Armé de mes 5 expertises, avec photos, du témoignage du précédent locataire et de mon attestation de recevabilité au surendettement, je me présente devant le juge de référé avec l’avocat payé par la Macif, Me Dabouis.  Comme d’habitude, ça se passe bien en audience et je rentre chez moi, attendant le verdict. C’est mon avocat qui me communique la douloureuse :

expulsion_1.jpg.scaled100004a3

Me voilà donc condamné comme d’habitude, et au pire : à l’expulsion ! Rien que ça ! Ma « parfaite bonne foi » n’ayant pu être établie par le juge. L’argumentation de Mme Pavageau est un tissu d’arguments malhonnêtes, tous fabriqués en faveur de Martins. Elle refuse même l’expertise judiciaire du logement que je demande, qui lui aurait permis de constater ou non ma « parfaite » bonne foi ! Elle ignore les cinq expertises plus le témoignage à charge du locataire précédent qui me donnent raison ! Elle ne reconnaît pas qu’un locataire puisse être gêné par une humidité excessive et les dégâts qu’elle provoque. Elle ne nous consent aucun dédommagement pour nos conditions de vie, les menaces et les agressions de Martins. Elle ne tient aucun compte de l’accord de surendettement, qui interdit toute expulsion ! Ayant évité de parler de tout ce qui me donnait raison, elle prononce l’expulsion. Voilà de la belle et de la bonne corruption…
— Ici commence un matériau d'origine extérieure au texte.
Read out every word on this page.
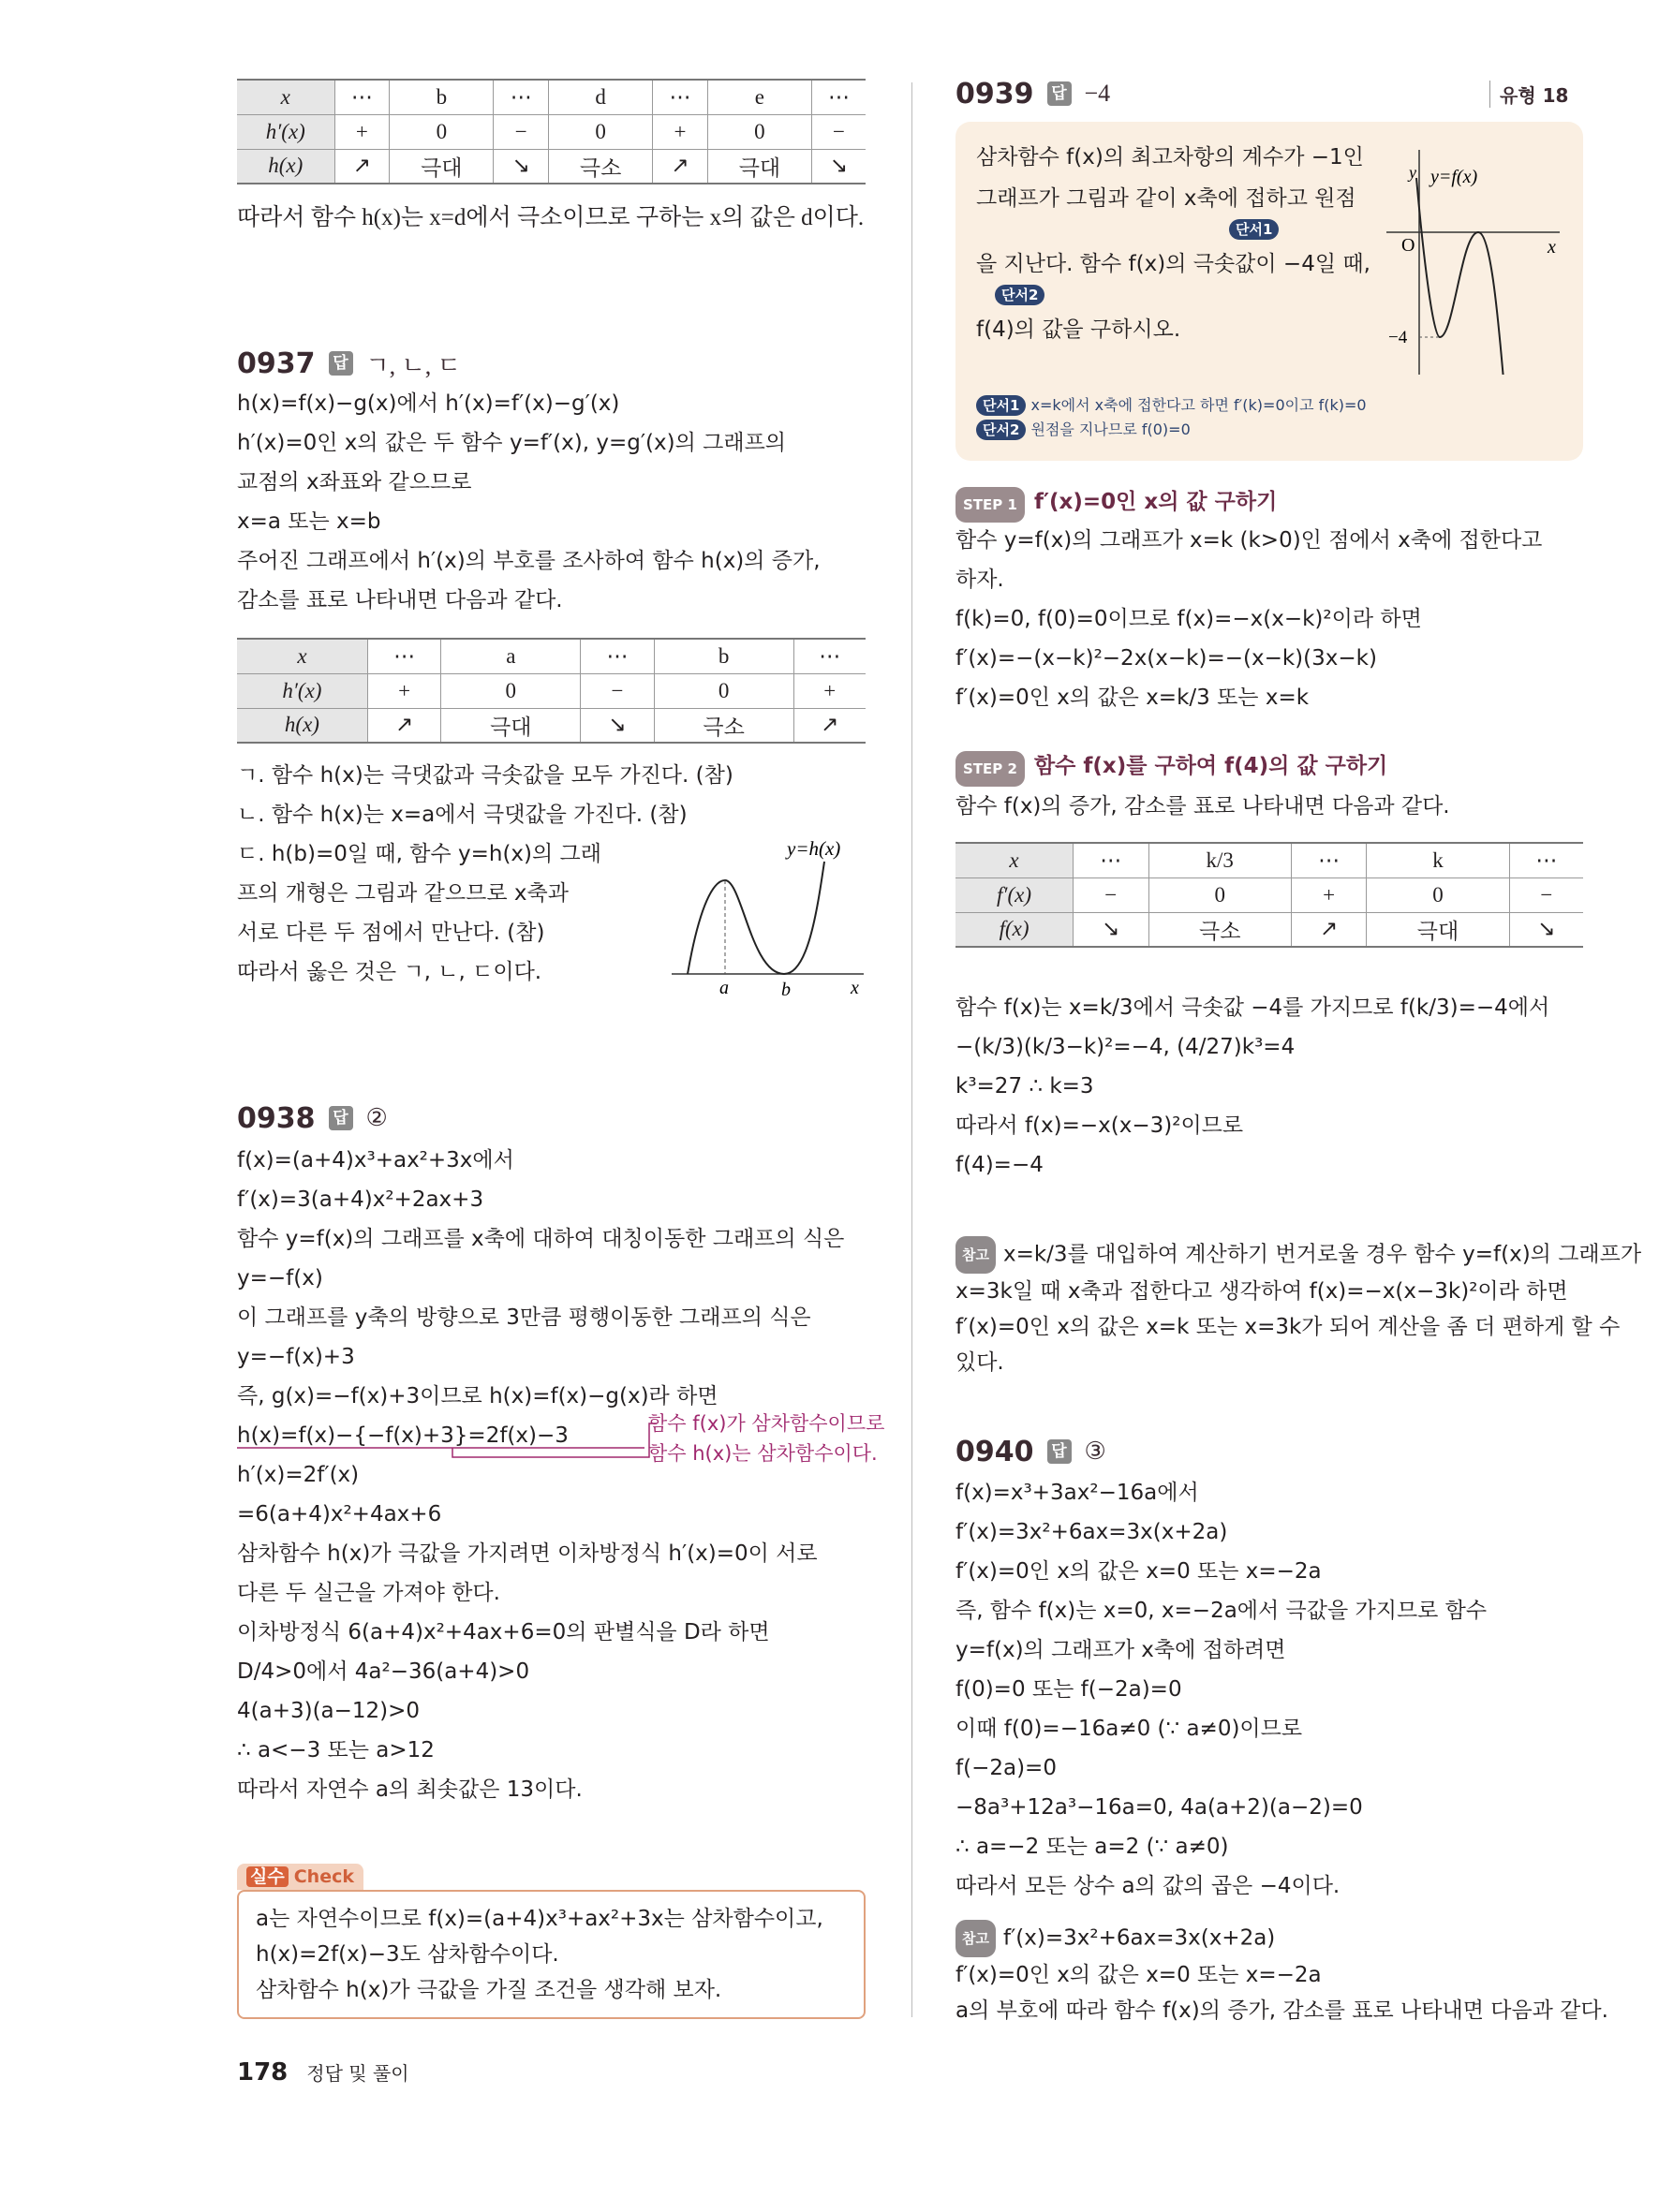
x	⋯	b	⋯	d	⋯	e	⋯
h′(x)	+	0	−	0	+	0	−
h(x)	↗	극대	↘	극소	↗	극대	↘
따라서 함수 h(x)는 x=d에서 극소이므로 구하는 x의 값은 d이다.
0937 답 ㄱ, ㄴ, ㄷ
h(x)=f(x)−g(x)에서 h′(x)=f′(x)−g′(x)
h′(x)=0인 x의 값은 두 함수 y=f′(x), y=g′(x)의 그래프의
교점의 x좌표와 같으므로
x=a 또는 x=b
주어진 그래프에서 h′(x)의 부호를 조사하여 함수 h(x)의 증가,
감소를 표로 나타내면 다음과 같다.
x	⋯	a	⋯	b	⋯
h′(x)	+	0	−	0	+
h(x)	↗	극대	↘	극소	↗
ㄱ. 함수 h(x)는 극댓값과 극솟값을 모두 가진다. (참)
ㄴ. 함수 h(x)는 x=a에서 극댓값을 가진다. (참)
ㄷ. h(b)=0일 때, 함수 y=h(x)의 그래
프의 개형은 그림과 같으므로 x축과
서로 다른 두 점에서 만난다. (참)
따라서 옳은 것은 ㄱ, ㄴ, ㄷ이다.
y=h(x)
a	b	x
0938 답 ②
f(x)=(a+4)x³+ax²+3x에서
f′(x)=3(a+4)x²+2ax+3
함수 y=f(x)의 그래프를 x축에 대하여 대칭이동한 그래프의 식은
y=−f(x)
이 그래프를 y축의 방향으로 3만큼 평행이동한 그래프의 식은
y=−f(x)+3
즉, g(x)=−f(x)+3이므로 h(x)=f(x)−g(x)라 하면
h(x)=f(x)−{−f(x)+3}=2f(x)−3
h′(x)=2f′(x)
=6(a+4)x²+4ax+6
삼차함수 h(x)가 극값을 가지려면 이차방정식 h′(x)=0이 서로
다른 두 실근을 가져야 한다.
이차방정식 6(a+4)x²+4ax+6=0의 판별식을 D라 하면
D/4>0에서 4a²−36(a+4)>0
4(a+3)(a−12)>0
∴ a<−3 또는 a>12
따라서 자연수 a의 최솟값은 13이다.
함수 f(x)가 삼차함수이므로
함수 h(x)는 삼차함수이다.
실수 Check
a는 자연수이므로 f(x)=(a+4)x³+ax²+3x는 삼차함수이고,
h(x)=2f(x)−3도 삼차함수이다.
삼차함수 h(x)가 극값을 가질 조건을 생각해 보자.
178 정답 및 풀이
0939 답 −4	유형 18
삼차함수 f(x)의 최고차항의 계수가 −1인
그래프가 그림과 같이 x축에 접하고 원점
단서1
을 지난다. 함수 f(x)의 극솟값이 −4일 때,
단서2
f(4)의 값을 구하시오.
y=f(x)
y
x
O
−4
단서1 x=k에서 x축에 접한다고 하면 f′(k)=0이고 f(k)=0
단서2 원점을 지나므로 f(0)=0
STEP 1 f′(x)=0인 x의 값 구하기
함수 y=f(x)의 그래프가 x=k (k>0)인 점에서 x축에 접한다고
하자.
f(k)=0, f(0)=0이므로 f(x)=−x(x−k)²이라 하면
f′(x)=−(x−k)²−2x(x−k)=−(x−k)(3x−k)
f′(x)=0인 x의 값은 x=k/3 또는 x=k
STEP 2 함수 f(x)를 구하여 f(4)의 값 구하기
함수 f(x)의 증가, 감소를 표로 나타내면 다음과 같다.
x	⋯	k/3	⋯	k	⋯
f′(x)	−	0	+	0	−
f(x)	↘	극소	↗	극대	↘
함수 f(x)는 x=k/3에서 극솟값 −4를 가지므로 f(k/3)=−4에서
−(k/3)(k/3−k)²=−4, (4/27)k³=4
k³=27 ∴ k=3
따라서 f(x)=−x(x−3)²이므로
f(4)=−4
참고 x=k/3를 대입하여 계산하기 번거로울 경우 함수 y=f(x)의 그래프가
x=3k일 때 x축과 접한다고 생각하여 f(x)=−x(x−3k)²이라 하면
f′(x)=0인 x의 값은 x=k 또는 x=3k가 되어 계산을 좀 더 편하게 할 수
있다.
0940 답 ③
f(x)=x³+3ax²−16a에서
f′(x)=3x²+6ax=3x(x+2a)
f′(x)=0인 x의 값은 x=0 또는 x=−2a
즉, 함수 f(x)는 x=0, x=−2a에서 극값을 가지므로 함수
y=f(x)의 그래프가 x축에 접하려면
f(0)=0 또는 f(−2a)=0
이때 f(0)=−16a≠0 (∵ a≠0)이므로
f(−2a)=0
−8a³+12a³−16a=0, 4a(a+2)(a−2)=0
∴ a=−2 또는 a=2 (∵ a≠0)
따라서 모든 상수 a의 값의 곱은 −4이다.
참고 f′(x)=3x²+6ax=3x(x+2a)
f′(x)=0인 x의 값은 x=0 또는 x=−2a
a의 부호에 따라 함수 f(x)의 증가, 감소를 표로 나타내면 다음과 같다.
Je demande à Me Dabouis de faire appel, mais il m’informe que je serai expulsé avant d’être convoqué auprès de la cour d’appel et que, comme il y aura un nouveau locataire, jamais on ne me réintègrera dans mes locaux ! L’appel ne sert à rien. Ouaiii ! C’est ça la France ! Cocoricooo ! Mais j’insiste car je veux que la justice reconnaisse que mon expulsion n’avait pas lieu d’être, afin que je puisse mener d’autres poursuites contre Martins. Mon avocat s’exécute.